The pointer points to the Rear node.
EnQueue: Insert newNode after Rear, and make Rear point to the newly inserted node:
//struct node *newNode;
newNode->next = rear->next;
rear->next = newNode;
rear=newNode;
DeQueue: Delete the Front node, and make the second node the front node.
//rear->next points to the front node.
//front->next points to the second node.
struct node* front;
front = rear->next;
rear->next = front->next;
free(front);
Since there has been a lot of confusion in the comments, let me explain the answer using the pointer `p`
Note that the answer remains unchanged – the below code is just written in a different style.
struct node *p; // a pointer to the rear node
void enqueue(struct node *item) {
item->next = p->next;
p->next = item;
p = item;
}
void dequeue() {
struct node* temp = p->next;
p->next = p->next->next;
free(temp);
}
A single variable $p$ is used to access the Queue
This means that the data-structure only tracks the rear node.

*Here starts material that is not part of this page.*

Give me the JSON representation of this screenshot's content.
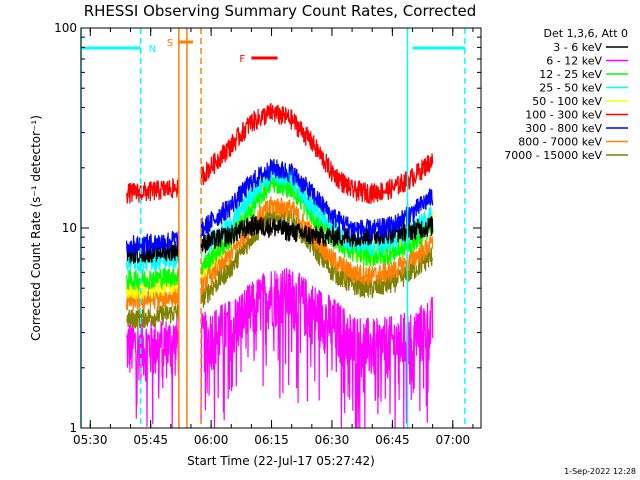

You can create as many temporary pointers as you want – that has nothing to do with the data-structure’s internals.
In enqueue, there’s an extra pointer struct node *item
because if you wish to enqueue something, you need that thing in the first place.
In dequeue, there’s an extra pointer struct node *temp
because if you don’t keep track of the thing that you’re removing in order to free the memory, you will have a memory leak in your code.